Effect of Variation of the Aspect Ratio of Rectangular Twisted Tapes Inserted in a Circular Pipe on the Thermal Performance

Abstract

This study aims to determine the effect of the aspect ratio of the cross section of a rectangular twisted tape on the laminar heat transfer characteristics inside an isothermally heated circular pipe. Detailed three-dimensional simulations reveal facts that would be difficult to estimate otherwise. A novel study of the evolution of the axial and secondary velocity fields as well as the temperature field within the pipe is presented to understand the flow physics behind the heat transfer enhancement. The three-dimensional simulation results are used to accurately calculate the portion of the total energy of the flow that is converted to secondary kinetic energy.

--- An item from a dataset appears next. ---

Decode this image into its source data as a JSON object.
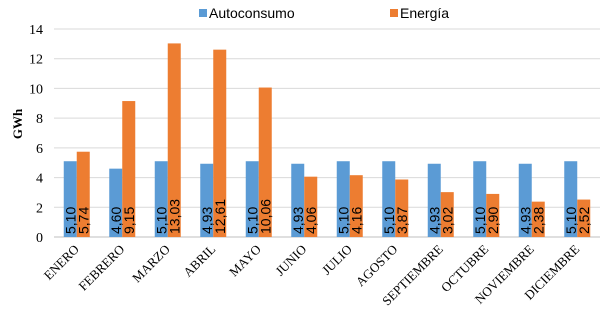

In addition to the Nusselt number and friction factor, three parameters, viz. relative increase in heat transfer coefficient, relative increase in pressure drop, and thermo-hydraulic performance factor are used to quantify the effect of the twisted tape. While both the heat transfer and the pressure drop increase with a decrease in the twist ratio (TR), the thermo-hydraulic performance factor (THPF) is found to become almost independent of TR as the aspect ratio (AR) decreases to low values. It is inferred from the present results that although a twisted tape with a small pitch and large aspect ratio enhances heat transfer performance, a lower aspect ratio may provide a better option from a power requirement perspective. Hence, this work shows, for the first time, that a square-like cross section of the twisted tape could be advantageous.